1. Was wollen Sie genau erfahren?

Klären Sie zuerst für sich, auf welche konkrete Information Sie abzielen. Unkonkrete Fragen können auch unkonkret beantwortet werden. Wollen Sie etwa wissen, welche Förderung ein Verein in Ihrer Heimatgemeinde erhalten hat, recherchieren Sie den exakten Namen des Vereins und seine Nummer im Zentralen Vereinsregister. Grenzen Sie Ihr Informationsbegehren am besten auch zeitlich ein, etwa auf die vergangenen fünf Jahre.

Überlegen Sie, welche Begriffe am besten umfassen, was Sie wissen wollen: Deckt zum Beispiel das Wort "Förderung" alles ab? Ein Auftrag der Gemeinde an den Verein, für den eine Honorarnote bezahlt wurde, fiele darunter etwa nicht. Auch wenn die Gemeinde den Turnsaal der Volksschule unentgeltlich zur Verfügung stellt, wäre das womöglich keine "Förderung".

Stellen Sie unbedingt sicher, dass die von Ihnen angefragte Information nicht schon öffentlich ist.

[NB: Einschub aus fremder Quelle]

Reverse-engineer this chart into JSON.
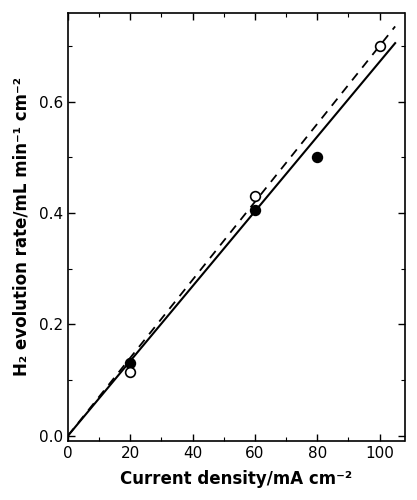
{
  "open_circles": {
    "x": [
      20,
      60,
      100
    ],
    "y": [
      0.115,
      0.43,
      0.7
    ]
  },
  "filled_circles": {
    "x": [
      20,
      60,
      80
    ],
    "y": [
      0.13,
      0.405,
      0.5
    ]
  },
  "solid_line": {
    "x": [
      0,
      105
    ],
    "y": [
      0.0,
      0.705
    ]
  },
  "dashed_line": {
    "x": [
      0,
      105
    ],
    "y": [
      0.0,
      0.735
    ]
  },
  "xlim": [
    0,
    108
  ],
  "ylim": [
    -0.01,
    0.76
  ],
  "xticks": [
    0,
    20,
    40,
    60,
    80,
    100
  ],
  "yticks": [
    0,
    0.2,
    0.4,
    0.6
  ],
  "xlabel": "Current density/mA cm⁻²",
  "ylabel": "H₂ evolution rate/mL min⁻¹ cm⁻²",
  "marker_size": 7,
  "line_color": "#000000",
  "background_color": "#ffffff"
}
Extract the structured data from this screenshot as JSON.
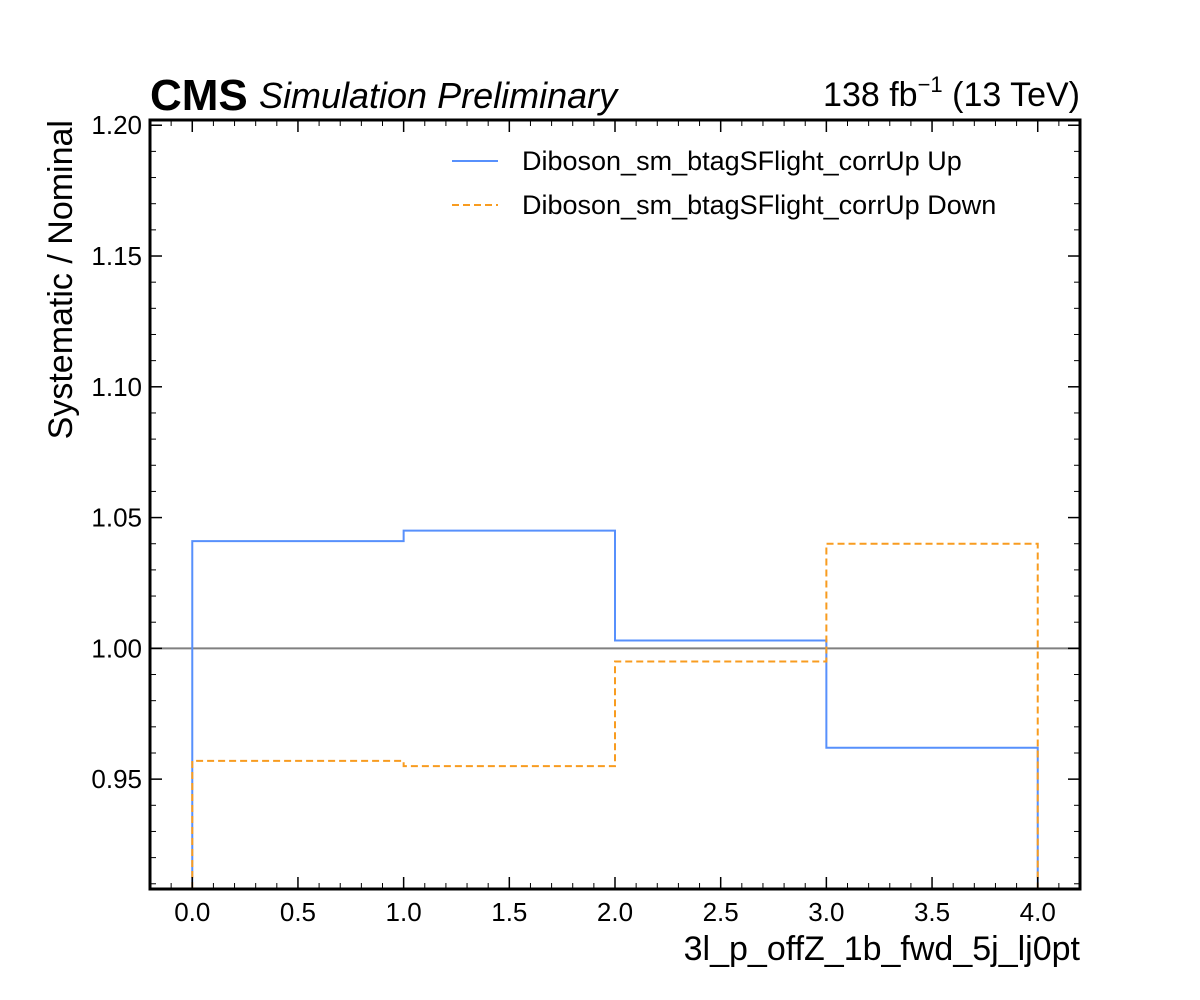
{
  "header": {
    "experiment": "CMS",
    "status": "Simulation Preliminary",
    "lumi_value": "138 fb",
    "lumi_exp": "−1",
    "lumi_energy": " (13 TeV)"
  },
  "chart_data": {
    "type": "line",
    "drawstyle": "steps",
    "xlabel": "3l_p_offZ_1b_fwd_5j_lj0pt",
    "ylabel": "Systematic / Nominal",
    "xlim": [
      -0.2,
      4.2
    ],
    "ylim": [
      0.908,
      1.202
    ],
    "xticks": [
      0.0,
      0.5,
      1.0,
      1.5,
      2.0,
      2.5,
      3.0,
      3.5,
      4.0
    ],
    "xtick_labels": [
      "0.0",
      "0.5",
      "1.0",
      "1.5",
      "2.0",
      "2.5",
      "3.0",
      "3.5",
      "4.0"
    ],
    "yticks": [
      0.95,
      1.0,
      1.05,
      1.1,
      1.15,
      1.2
    ],
    "ytick_labels": [
      "0.95",
      "1.00",
      "1.05",
      "1.10",
      "1.15",
      "1.20"
    ],
    "reference_line": 1.0,
    "bin_edges": [
      0,
      1,
      2,
      3,
      4
    ],
    "series": [
      {
        "name": "Diboson_sm_btagSFlight_corrUp Up",
        "values": [
          1.041,
          1.045,
          1.003,
          0.962
        ],
        "color": "#5790fc",
        "style": "solid"
      },
      {
        "name": "Diboson_sm_btagSFlight_corrUp Down",
        "values": [
          0.957,
          0.955,
          0.995,
          1.04
        ],
        "color": "#f89c20",
        "style": "dashed"
      }
    ],
    "reference_color": "#808080",
    "legend_position": "top-right",
    "grid": false
  }
}
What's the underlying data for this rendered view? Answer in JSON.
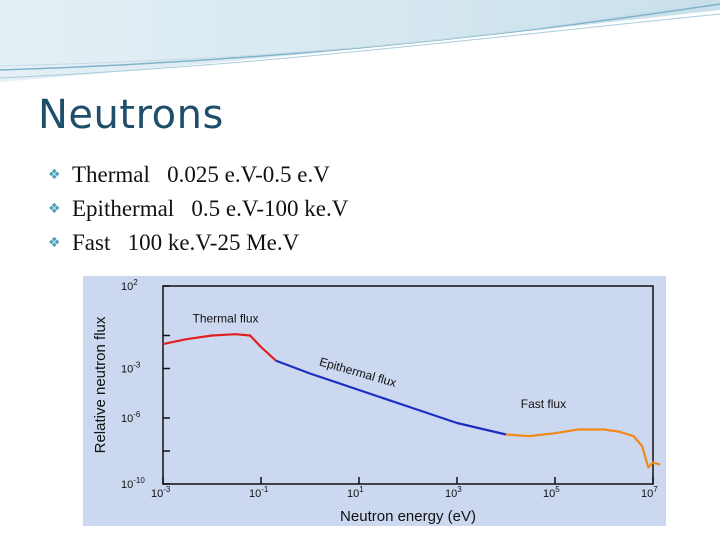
{
  "slide": {
    "title": "Neutrons",
    "bullets": [
      "Thermal   0.025 e.V-0.5 e.V",
      "Epithermal   0.5 e.V-100 ke.V",
      "Fast   100 ke.V-25 Me.V"
    ]
  },
  "colors": {
    "title": "#1f4e6b",
    "bullet": "#4a9fb8",
    "chart_background": "#ccd8f0",
    "thermal": "#e02020",
    "epithermal": "#1a2fc0",
    "fast": "#f08a18"
  },
  "chart_data": {
    "type": "line",
    "xlabel": "Neutron energy (eV)",
    "ylabel": "Relative neutron flux",
    "x_scale": "log",
    "y_scale": "log",
    "xlim": [
      0.001,
      10000000
    ],
    "ylim": [
      1e-10,
      100
    ],
    "x_ticks": [
      {
        "value": 0.001,
        "base": "10",
        "exp": "-3"
      },
      {
        "value": 0.1,
        "base": "10",
        "exp": "-1"
      },
      {
        "value": 10,
        "base": "10",
        "exp": "1"
      },
      {
        "value": 1000,
        "base": "10",
        "exp": "3"
      },
      {
        "value": 100000,
        "base": "10",
        "exp": "5"
      },
      {
        "value": 10000000,
        "base": "10",
        "exp": "7"
      }
    ],
    "y_ticks": [
      {
        "value": 100,
        "base": "10",
        "exp": "2"
      },
      {
        "value": 0.001,
        "base": "10",
        "exp": "-3"
      },
      {
        "value": 1e-06,
        "base": "10",
        "exp": "-6"
      },
      {
        "value": 1e-10,
        "base": "10",
        "exp": "-10"
      }
    ],
    "series": [
      {
        "name": "Thermal flux",
        "color": "#e02020",
        "x": [
          0.001,
          0.003,
          0.01,
          0.03,
          0.06,
          0.1,
          0.2
        ],
        "y": [
          0.03,
          0.06,
          0.1,
          0.12,
          0.1,
          0.02,
          0.003
        ]
      },
      {
        "name": "Epithermal flux",
        "color": "#1a2fc0",
        "x": [
          0.2,
          1,
          10,
          100,
          1000,
          10000
        ],
        "y": [
          0.003,
          0.0005,
          5e-05,
          5e-06,
          5e-07,
          1e-07
        ]
      },
      {
        "name": "Fast flux",
        "color": "#f08a18",
        "x": [
          10000,
          30000,
          100000,
          300000,
          1000000,
          2000000,
          4000000,
          6000000,
          8000000,
          10000000,
          14000000
        ],
        "y": [
          1e-07,
          8e-08,
          1.2e-07,
          2e-07,
          2e-07,
          1.5e-07,
          8e-08,
          2e-08,
          1e-09,
          2e-09,
          1.5e-09
        ]
      }
    ],
    "labels": [
      {
        "text": "Thermal flux",
        "series": 0
      },
      {
        "text": "Epithermal flux",
        "series": 1
      },
      {
        "text": "Fast flux",
        "series": 2
      }
    ],
    "grid": false,
    "legend": "none"
  }
}
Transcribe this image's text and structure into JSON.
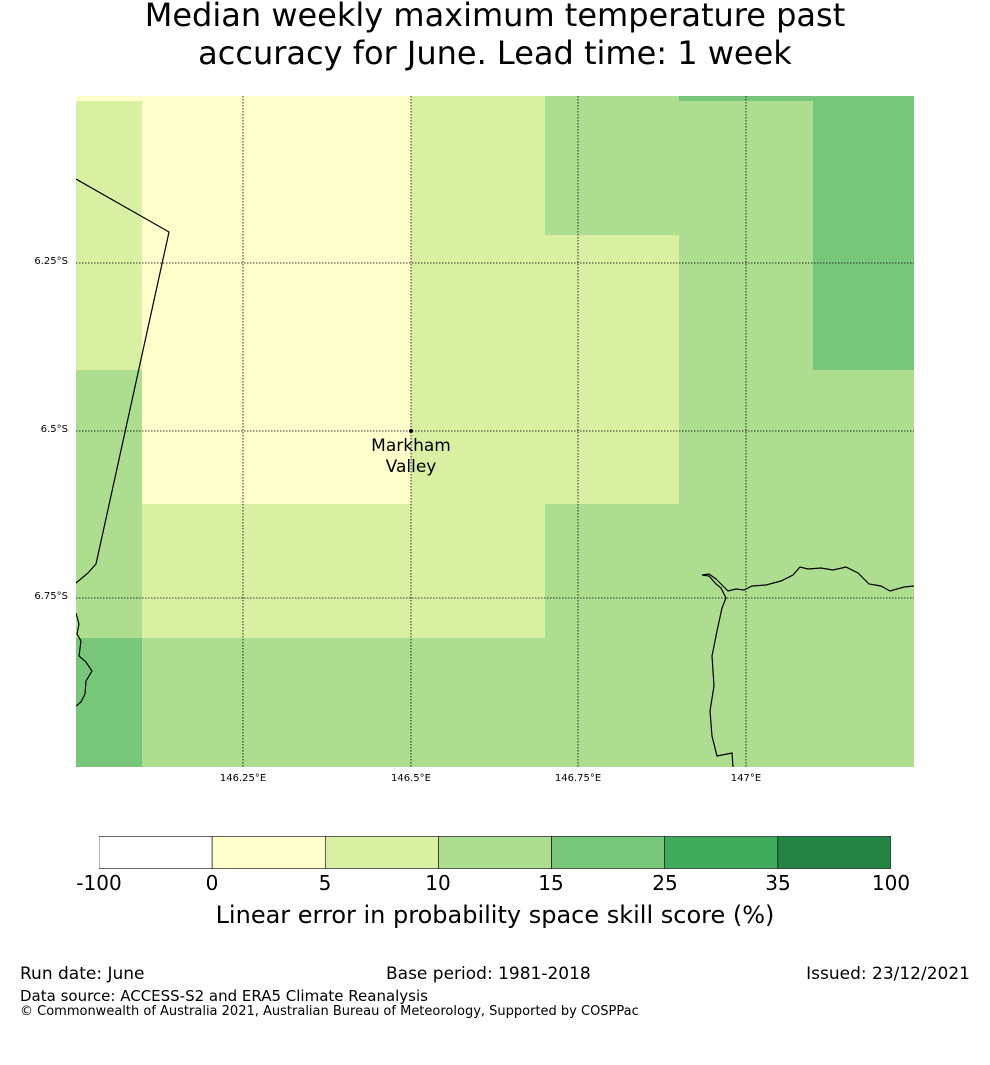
{
  "title_line1": "Median weekly maximum temperature past",
  "title_line2": "accuracy for June. Lead time: 1 week",
  "map": {
    "lat_labels": [
      "6.25°S",
      "6.5°S",
      "6.75°S"
    ],
    "lon_labels": [
      "146.25°E",
      "146.5°E",
      "146.75°E",
      "147°E"
    ],
    "place_name_line1": "Markham",
    "place_name_line2": "Valley",
    "place_coords": {
      "lon": 146.5,
      "lat": -6.5
    }
  },
  "colorbar": {
    "title": "Linear error in probability space skill score (%)",
    "ticks": [
      "-100",
      "0",
      "5",
      "10",
      "15",
      "25",
      "35",
      "100"
    ],
    "colors": [
      "#ffffff",
      "#ffffcc",
      "#d9f0a3",
      "#addd8e",
      "#78c679",
      "#41ab5d",
      "#238443"
    ]
  },
  "footer": {
    "run_date": "Run date: June",
    "base_period": "Base period: 1981-2018",
    "issued": "Issued: 23/12/2021",
    "data_source": "Data source: ACCESS-S2 and ERA5 Climate Reanalysis",
    "copyright": "© Commonwealth of Australia 2021, Australian Bureau of Meteorology, Supported by COSPPac"
  }
}
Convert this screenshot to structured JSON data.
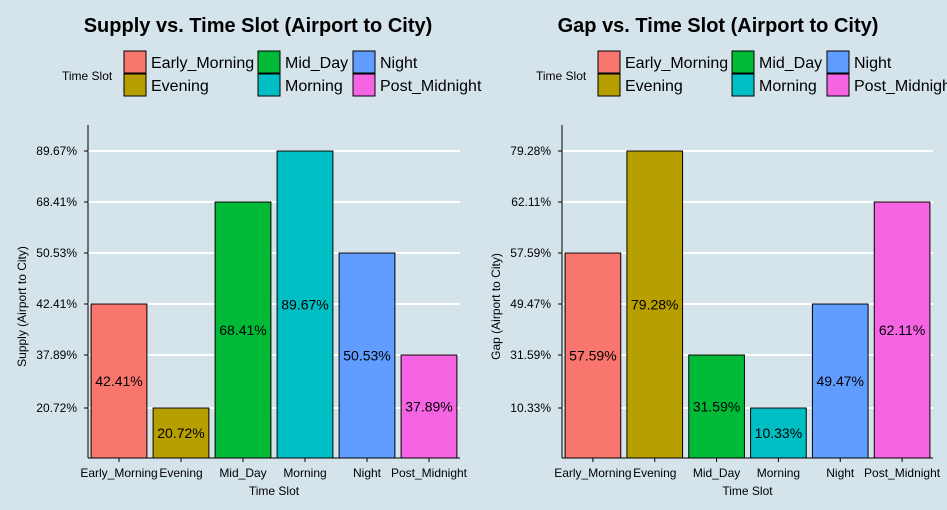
{
  "chart_data": [
    {
      "type": "bar",
      "title": "Supply vs. Time Slot (Airport to City)",
      "xlabel": "Time Slot",
      "ylabel": "Supply (Airport to City)",
      "legend": {
        "title": "Time Slot",
        "position": "top",
        "entries": [
          {
            "label": "Early_Morning",
            "color": "#f8766d"
          },
          {
            "label": "Mid_Day",
            "color": "#00ba38"
          },
          {
            "label": "Night",
            "color": "#619cff"
          },
          {
            "label": "Evening",
            "color": "#b79f00"
          },
          {
            "label": "Morning",
            "color": "#00bfc4"
          },
          {
            "label": "Post_Midnight",
            "color": "#f564e3"
          }
        ]
      },
      "categories": [
        "Early_Morning",
        "Evening",
        "Mid_Day",
        "Morning",
        "Night",
        "Post_Midnight"
      ],
      "colors": [
        "#f8766d",
        "#b79f00",
        "#00ba38",
        "#00bfc4",
        "#619cff",
        "#f564e3"
      ],
      "values": [
        42.41,
        20.72,
        68.41,
        89.67,
        50.53,
        37.89
      ],
      "data_labels": [
        "42.41%",
        "20.72%",
        "68.41%",
        "89.67%",
        "50.53%",
        "37.89%"
      ],
      "y_axis": "discrete",
      "y_ticks": [
        "20.72%",
        "37.89%",
        "42.41%",
        "50.53%",
        "68.41%",
        "89.67%"
      ],
      "grid": true
    },
    {
      "type": "bar",
      "title": "Gap vs. Time Slot (Airport to City)",
      "xlabel": "Time Slot",
      "ylabel": "Gap (Airport to City)",
      "legend": {
        "title": "Time Slot",
        "position": "top",
        "entries": [
          {
            "label": "Early_Morning",
            "color": "#f8766d"
          },
          {
            "label": "Mid_Day",
            "color": "#00ba38"
          },
          {
            "label": "Night",
            "color": "#619cff"
          },
          {
            "label": "Evening",
            "color": "#b79f00"
          },
          {
            "label": "Morning",
            "color": "#00bfc4"
          },
          {
            "label": "Post_Midnight",
            "color": "#f564e3"
          }
        ]
      },
      "categories": [
        "Early_Morning",
        "Evening",
        "Mid_Day",
        "Morning",
        "Night",
        "Post_Midnight"
      ],
      "colors": [
        "#f8766d",
        "#b79f00",
        "#00ba38",
        "#00bfc4",
        "#619cff",
        "#f564e3"
      ],
      "values": [
        57.59,
        79.28,
        31.59,
        10.33,
        49.47,
        62.11
      ],
      "data_labels": [
        "57.59%",
        "79.28%",
        "31.59%",
        "10.33%",
        "49.47%",
        "62.11%"
      ],
      "y_axis": "discrete",
      "y_ticks": [
        "10.33%",
        "31.59%",
        "49.47%",
        "57.59%",
        "62.11%",
        "79.28%"
      ],
      "grid": true
    }
  ]
}
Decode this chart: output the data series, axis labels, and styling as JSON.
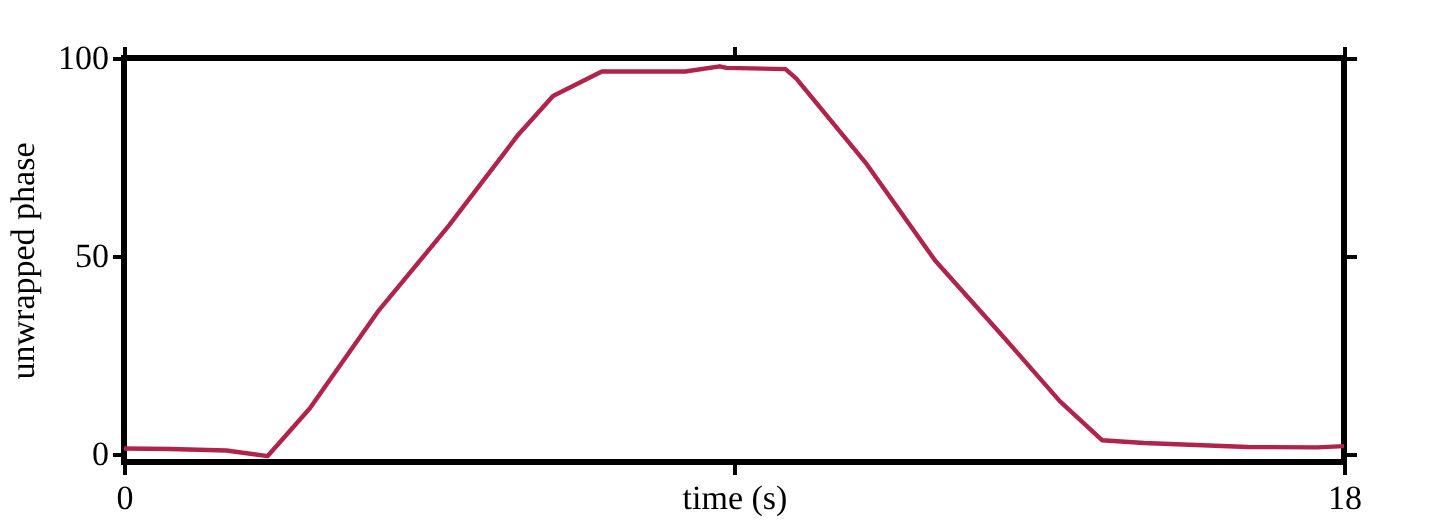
{
  "chart_data": {
    "type": "line",
    "xlabel": "time (s)",
    "ylabel": "unwrapped phase",
    "x": [
      0,
      0.68,
      1.51,
      2.12,
      2.74,
      3.76,
      4.79,
      5.82,
      6.33,
      7.05,
      8.28,
      8.79,
      8.89,
      9.76,
      9.92,
      10.94,
      11.97,
      12.99,
      13.81,
      14.43,
      15.05,
      16.58,
      17.61,
      18
    ],
    "series": [
      {
        "color": "#b0234a",
        "values": [
          1.4,
          1.3,
          0.9,
          -0.5,
          11.5,
          36.3,
          57.6,
          80.7,
          90.4,
          96.6,
          96.6,
          97.9,
          97.5,
          97.2,
          94.8,
          73.6,
          48.8,
          29.3,
          13.3,
          3.5,
          2.8,
          1.8,
          1.7,
          2.0
        ]
      }
    ],
    "xlim": [
      0,
      18
    ],
    "xticks": [
      0,
      {
        "value": 9,
        "label": null
      },
      18
    ],
    "ylim": [
      -2,
      100
    ],
    "yticks": [
      0,
      50,
      100
    ],
    "grid": false,
    "marker": "none",
    "line_style": "solid"
  }
}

Hat die Gemeinde etwa einen Förderbericht, entsprechende Gemeinderatsprotokolle oder Ähnliches auf Ihrer Website, ist Sie nicht zur Antwort verpflichtet – und Sie haben das Amt unnötig beschäftigt.

2. Wer hat die Information?

Bringen Sie in Erfahrung, wer die gewünschten Informationen hat. Behörden sind bei Auskunftsbegehren nicht dazu verpflichtet, eigene Recherchen anzustellen. Versichern Sie sich also, dass das von Ihnen ins Auge gefasste Amt tatsächlich weiß, was Sie wissen wollen. Gemeinden können Sie etwa über alles befragen, was einen Gemeinderatsbeschluss oder ein Amtsgeschäft des Bürgermeisters betrifft, Ähnliches gilt für Länder und Ministerien. Auf der sicheren Seite sind Sie oft mit einem Blick ins Gesetz: Wenn die Kompetenzen dort klar geregelt sind, kennen Sie meistens auch die richtige Anlaufstelle.

3. Stellen Sie Ihre Anfrage

Sobald Sie wissen, von wem Sie welche Information wollen, können Sie Ihre Anfrage stellen. Theoretisch können Sie auch persönlich oder telefonisch beim jeweiligen Amt anfragen – eine schriftliche Anfrage ist aber sinnvoller, weil das Datum und der genaue Wortlaut Ihrer Anfrage dokumentiert ist. Eine E-Mail ist vom Amt genauso zu beantworten wie ein gedruckter Brief. Wenn Sie sichergehen wollen, dass Ihre Anfrage nicht in einem Spam-Ordner landet, empfiehlt sich ein eingeschriebener Brief. Die angefragte Behörde hat die Möglichkeit, eine Gebühr von 14,30 Euro für Ihre Anfrage einzuheben. In der Praxis passiert das aber selten. Und: Wenn Sie eine positive Gesprächsbasis mit dem Amt aufrechterhalten wollen, kann eine informelle Anfrage ohne Gesetzesverweise zunächst zielführender sein.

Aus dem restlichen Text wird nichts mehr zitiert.